Afinal, fosse pelos espertos, nunca faríamos Jogos Olímpicos no Rio.


3.8.16

A abertura da Olimpíada e a cisma em querermos vender ao mundo um Brasil que não existe

Este que vos escreve tem como "hobby" - na verdade, obsessão - ler e pensar sobre o mundo que o cerca, até porque a reflexão nos mantém protegidos da estupidez que assola o mundo. Em uma dessas andanças, me deparo com essa explicação, que Pedro Doria deu a respeito da polêmica envolvendo Gisele Bundchen e o assaltante-ambulante na abertura da Olimpíada de 2016:

"Quem assistiu ao ensaio da cerimônia de abertura das Olimpíadas tomou um susto. À distância, incorporando a aura da garota de Ipanema, Gisele Bundchen parecia ser assaltada por um menino negro para, ao fim, ser salva por policiais militares. O Comitê Rio 2016 rapidamente se manifestou. Mal entendido: não se tratava de um pivete mas de um camelô e a garota Bundchen apenas achava que era assalto.

A jornalista Flávia Oliveira é quem melhor articulou o problema. Camelôs vêm de uma tradição colonial. Os escravos urbanos eram enviados por seus senhores à rua para, ambulantes, vender comidas. Depois, libertos e sem estrutura, vendiam o que dava na mesma rua para sobreviver. A moça alta, bela e branca que se assusta com o ambulante negro está reencenando uma história perversamente brasileira. Reforçando um estereótipo, estimulando preconceito."
Descontando-se o fato de que o preconceito não vai acabar por decreto, ou porque retiramos toda menção a ele da mídia, me pus a pensar sobre a falta de bom senso que o politicamente correto de tirar uma nesga de realidade da abertura dos Jogos. Afinal, só no Brasil o pessoal consegue sentir vergonha quando falamos na figura do camelô, ou do ambulante - que é alguém que trabalha, e duro, para garantir sua subsistência (aliás, poucos sabem que escravo podia abrir conta-poupança, a fim de comprar sua carta de alforria ... e muitos compravam sua liberdade com os trabalhos extras feitos nas ruas como "negro de ganho").
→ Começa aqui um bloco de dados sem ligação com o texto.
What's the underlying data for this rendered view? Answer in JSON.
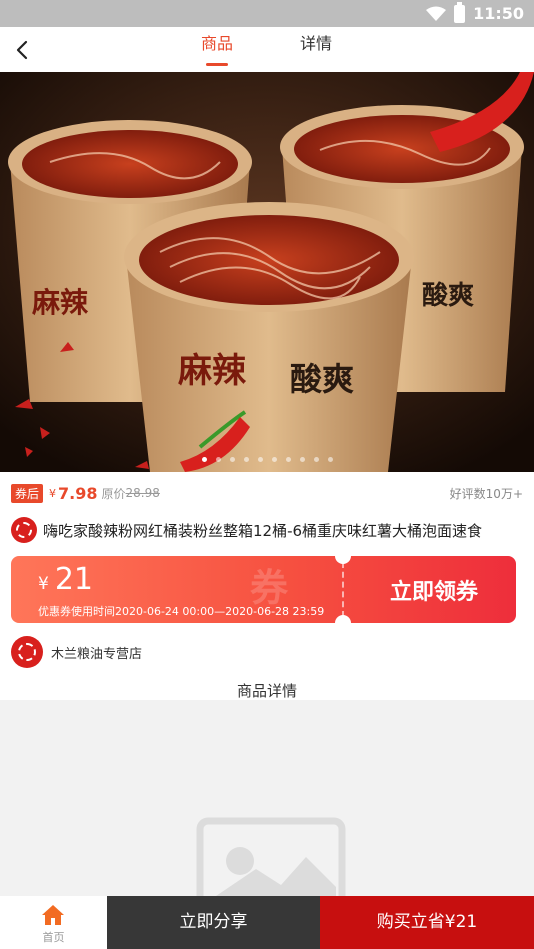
{
  "status_bar": {
    "time": "11:50",
    "icons": [
      "wifi-icon",
      "battery-icon"
    ]
  },
  "header": {
    "back_icon": "back-arrow-icon",
    "tabs": [
      {
        "label": "商品",
        "active": true
      },
      {
        "label": "详情",
        "active": false
      }
    ]
  },
  "hero": {
    "image_icon": "product-photo",
    "slide_count": 10,
    "active_slide": 1
  },
  "price": {
    "coupon_tag": "券后",
    "symbol": "¥",
    "value": "7.98",
    "original_label": "原价",
    "original_price": "28.98",
    "praise": "好评数10万+"
  },
  "product": {
    "title": "嗨吃家酸辣粉网红桶装粉丝整箱12桶-6桶重庆味红薯大桶泡面速食"
  },
  "coupon": {
    "symbol": "¥",
    "amount": "21",
    "watermark": "券",
    "period": "优惠券使用时间2020-06-24 00:00—2020-06-28 23:59",
    "action": "立即领券"
  },
  "shop": {
    "name": "木兰粮油专营店"
  },
  "detail": {
    "heading": "商品详情",
    "placeholder_icon": "image-placeholder-icon"
  },
  "bottom_bar": {
    "home_label": "首页",
    "share_label": "立即分享",
    "buy_label": "购买立省¥21"
  },
  "colors": {
    "accent": "#e8492b",
    "buy": "#c70f0f",
    "share": "#373737"
  }
}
Além disso, devemos fingir que a realidade não existe, é 'rosinha', politicamente correta, e ninguém se assusta com a chegada de um suspeito na rua - e dá risada quando descobre que não é nada disso? Ou deveríamos admitir que isso é uma verdade, ainda que inconveniente?

Quando queremos mascarar a realidade demais, declarando que ela não existe e mostrando algo diferente, ela nos soa falsa. Não dá credibilidade. Fica parecendo propaganda de ditadura.

E, observem: só nos países ditatoriais tudo funciona às mil maravilhas. Cingapura, onde o indivíduo insiste em te vender a imagem de um país perfeito mas no qual se vê o medo no olhar do estrangeiro; Azerbaijão, que estampa imagens de 'muito bem, Baku' em um GP que não tem patrocínio nenhum; Coreia do Norte, onde o sistema é tão puxa saco que ninguém percebe o ridículo que é cantar 'longa vida ao ditador' o tempo todo.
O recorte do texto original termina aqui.